Wednesday, April 13, 2011

Survival analysis

xkcd and I are in sync.  In case you live in a cave, xkcd is a webcomic "of romance, sarcasm, math, and language," by Randall Munroe.  Several times in the last year, the topics that appear in xkcd have been strangely synchronized with topics I am covering in class.

It happened again this week: I was planning to write something about survival analysis and yoga when I read this:


The figure in the first frame is a survival curve.  The solid line is the survival function, S(t), which is the percentage of people who survive at least t years.   The dotted line is the hazard function, which is proportional to the fraction of deaths that occur during year t.  In this figure the death rate is low immediately after diagnosis, highest after 5 years, then decreasing.

The numbers in the second frame are survival rates: 81% survive at least 5 years and 77% survive at least 10.

To explore this topic, and to demonstrate computational techniques in survival analysis, I downloaded data from the Surveillance, Epidemiology and End Results (SEER) Program run by the National Cancer Institute, which is one of the U.S. National Institutes of Health.

SEER collects "data on patient demographics, primary tumor site, tumor morphology and stage at diagnosis, first course of treatment, and follow-up for vital status," currently covering "approximately 28 percent of the US population."

I will use data from the SEER 9 registry, which covers Atlanta, Connecticut, Detroit, Hawaii, Iowa, New Mexico, San Francisco-Oakland, Seattle-Puget Sound, and Utah.  This dataset includes cases diagnosed from 1973 through 2007.

As usual I wrote Python programs to read and parse the datasets.  For my analysis, I select cases of breast cancer where the behavior of the tumor was classified as malignant, where the patient had only one primary tumor, and where the case has been followed up.  There are 370263 records in this subset.

I consider all causes of death, not just deaths due to cancer.  This kind of analysis is most useful for prognosis, but because it includes other causes of death, it depends on patient characteristics like age, health, income, etc.  Also, survival depends strongly on the stage of the cancer.  The best way to deal with that problem is to generate curves that control for these characteristics.  For this example, I limit the analysis to 19168 patients who were in their 30s at the time of diagnosis, but I don't control for other factors.

To estimate survival curves, I use the Kaplan-Meier product-limit method, which is sufficiently obvious that I re-invented it before I knew what it was called.  The following figure shows the survival and hazard curves for this cohort:

These curves are similar to the ones in the cartoon figure, but the 5 and 10 year survival rates are lower, about 75% and 64%.  However, there are a few things to keep in mind:

1) You should not use these curves to make a prognosis for any patient.  This curve includes patients with different stages of cancer and other health factors.  Also...

2) For purposes of demonstration, I am keeping the analysis simple.  People who do this for a living do it more carefully.  And finally...

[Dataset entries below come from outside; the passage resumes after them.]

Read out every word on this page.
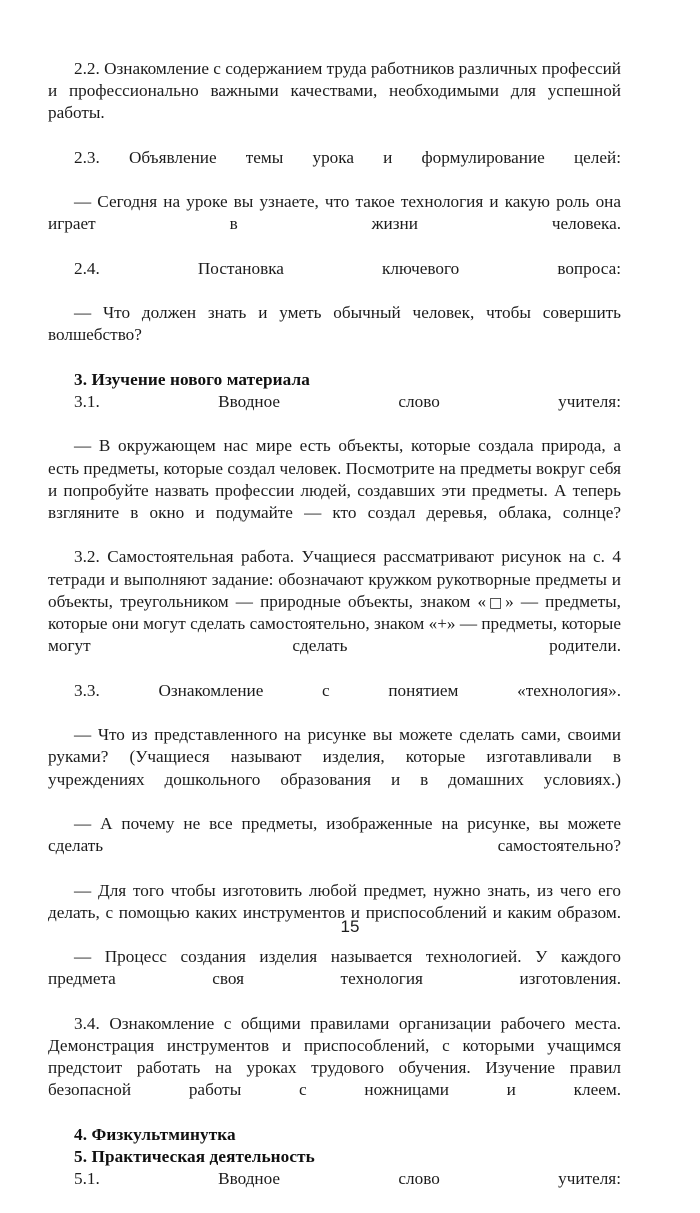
2.2. Ознакомление с содержанием труда работников различных профессий и профессионально важными качествами, необходимыми для успешной работы.

2.3. Объявление темы урока и формулирование целей:

— Сегодня на уроке вы узнаете, что такое технология и какую роль она играет в жизни человека.

2.4. Постановка ключевого вопроса:

— Что должен знать и уметь обычный человек, чтобы совершить волшебство?

3. Изучение нового материала

3.1. Вводное слово учителя:

— В окружающем нас мире есть объекты, которые создала природа, а есть предметы, которые создал человек. Посмотрите на предметы вокруг себя и попробуйте назвать профессии людей, создавших эти предметы. А теперь взгляните в окно и подумайте — кто создал деревья, облака, солнце?

3.2. Самостоятельная работа. Учащиеся рассматривают рисунок на с. 4 тетради и выполняют задание: обозначают кружком рукотворные предметы и объекты, треугольником — природные объекты, знаком «□» — предметы, которые они могут сделать самостоятельно, знаком «+» — предметы, которые могут сделать родители.

3.3. Ознакомление с понятием «технология».

— Что из представленного на рисунке вы можете сделать сами, своими руками? (Учащиеся называют изделия, которые изготавливали в учреждениях дошкольного образования и в домашних условиях.)

— А почему не все предметы, изображенные на рисунке, вы можете сделать самостоятельно?

— Для того чтобы изготовить любой предмет, нужно знать, из чего его делать, с помощью каких инструментов и приспособлений и каким образом.

— Процесс создания изделия называется технологией. У каждого предмета своя технология изготовления.

3.4. Ознакомление с общими правилами организации рабочего места. Демонстрация инструментов и приспособлений, с которыми учащимся предстоит работать на уроках трудового обучения. Изучение правил безопасной работы с ножницами и клеем.

4. Физкультминутка
5. Практическая деятельность

5.1. Вводное слово учителя:

15
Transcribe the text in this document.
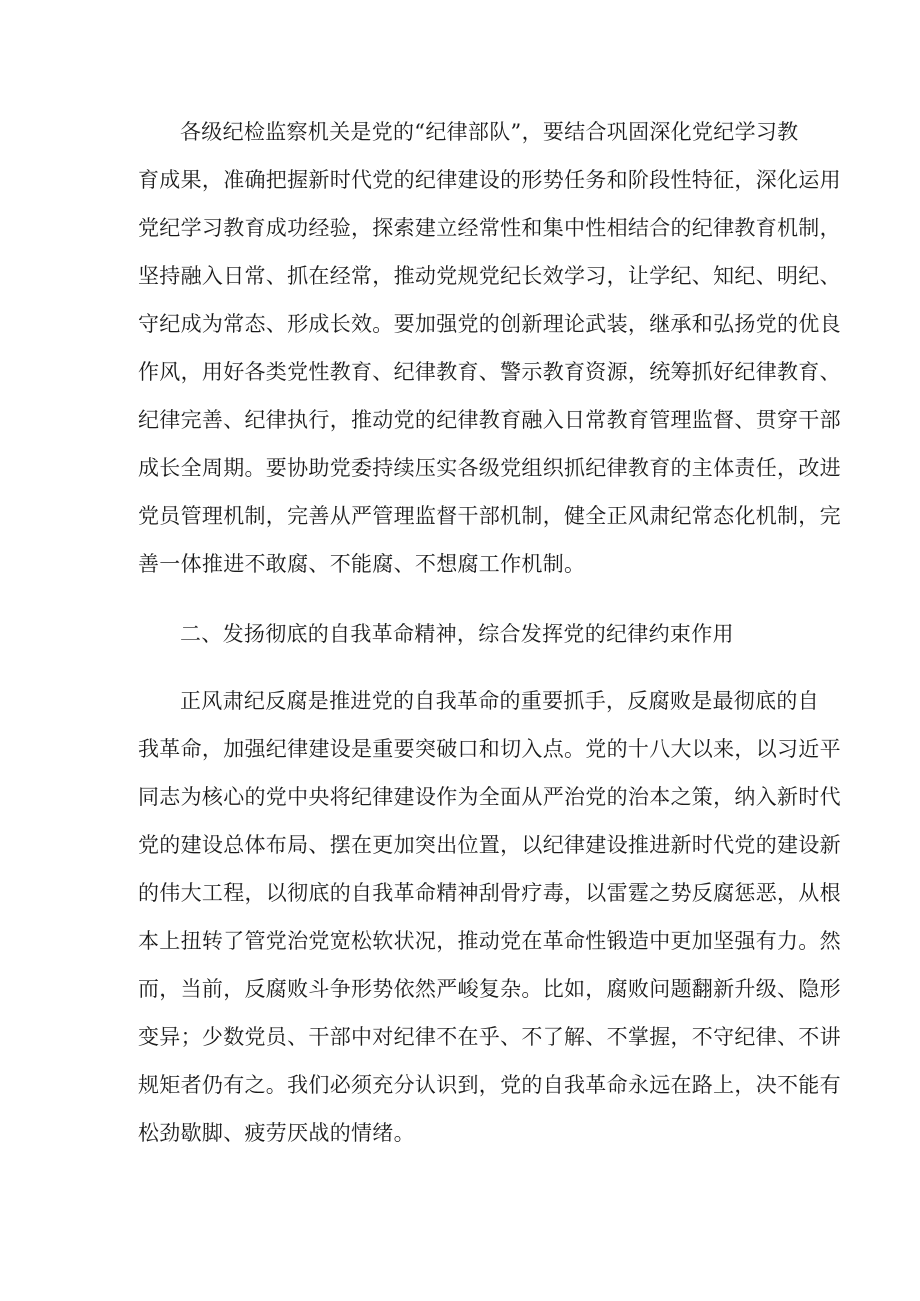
各级纪检监察机关是党的“纪律部队”，要结合巩固深化党纪学习教

育成果，准确把握新时代党的纪律建设的形势任务和阶段性特征，深化运用

党纪学习教育成功经验，探索建立经常性和集中性相结合的纪律教育机制，

坚持融入日常、抓在经常，推动党规党纪长效学习，让学纪、知纪、明纪、

守纪成为常态、形成长效。要加强党的创新理论武装，继承和弘扬党的优良

作风，用好各类党性教育、纪律教育、警示教育资源，统筹抓好纪律教育、

纪律完善、纪律执行，推动党的纪律教育融入日常教育管理监督、贯穿干部

成长全周期。要协助党委持续压实各级党组织抓纪律教育的主体责任，改进

党员管理机制，完善从严管理监督干部机制，健全正风肃纪常态化机制，完

善一体推进不敢腐、不能腐、不想腐工作机制。

二、发扬彻底的自我革命精神，综合发挥党的纪律约束作用

正风肃纪反腐是推进党的自我革命的重要抓手，反腐败是最彻底的自

我革命，加强纪律建设是重要突破口和切入点。党的十八大以来，以习近平

同志为核心的党中央将纪律建设作为全面从严治党的治本之策，纳入新时代

党的建设总体布局、摆在更加突出位置，以纪律建设推进新时代党的建设新

的伟大工程，以彻底的自我革命精神刮骨疗毒，以雷霆之势反腐惩恶，从根

本上扭转了管党治党宽松软状况，推动党在革命性锻造中更加坚强有力。然

而，当前，反腐败斗争形势依然严峻复杂。比如，腐败问题翻新升级、隐形

变异；少数党员、干部中对纪律不在乎、不了解、不掌握，不守纪律、不讲

规矩者仍有之。我们必须充分认识到，党的自我革命永远在路上，决不能有

松劲歇脚、疲劳厌战的情绪。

3) There is a systematic source of bias in this figure: the longest survival times are necessarily based on patients with earlier dates of diagnosis.  In this figure, the leftmost data point is based on a cohort with a mean date of diagnosis in 1992.  The rightmost data point is based on a cohort centered around 1982.  Since patient prognosis improves over time, the entire curve is too pessimistic for current patients, and it gets more pessimistic from left to right.

To see how prognoses are changing over time, I partitioned the dataset by date of diagnosis.  The following figure shows the results:

So prognoses have been improving consistently.  Part of this effect is due to improvements in treatment; part is due to earlier diagnosis.  To distinguish between these causes, we could control for stage of cancer, but I have not done that analysis.

Another reason for optimism is that survival rates generally increase after diagnosis; that is, the longer a patient survives, the longer they are likely to survive.  The following figure shows 5 and 10 year survival rates conditioned on t; that is, Pr(T > t+5 | T > t) and Pr(T > t+10 | T > t):

At the time of diagnosis, the 5-year survival rate is 75%.  But for patients who survive 5 years, the chance of surviving 10 years is 85%, and if you survive 10 years, the chance of surviving 15 is 92%.

In manufacturing, this property is called UBNE, which stands for "used better than new in expectation:" a used part is expected to last longer than a new part, because it has demonstrated its longevity.

Newborn babies, cancer patients and novice motorcyclists have the UBNE property; the longer they live, the longer they are expected to live.  So that's a reason to be optimistic.

Note: Sadly, the xkcd strip might be autobiographical.  I don't know details, but Munroe has indicated that he is dealing with an illness in his family, and several recent strips have been on medical topics.  If my inference is right, I want to extend my best wishes to Mr. Munroe and his family.


Data source: Surveillance, Epidemiology, and End Results (SEER) Program (www.seer.cancer.gov) Research Data (1973-2007), National Cancer Institute, DCCPS, Surveillance Research Program, Cancer Statistics Branch, released April 2010, based on the November 2009 submission.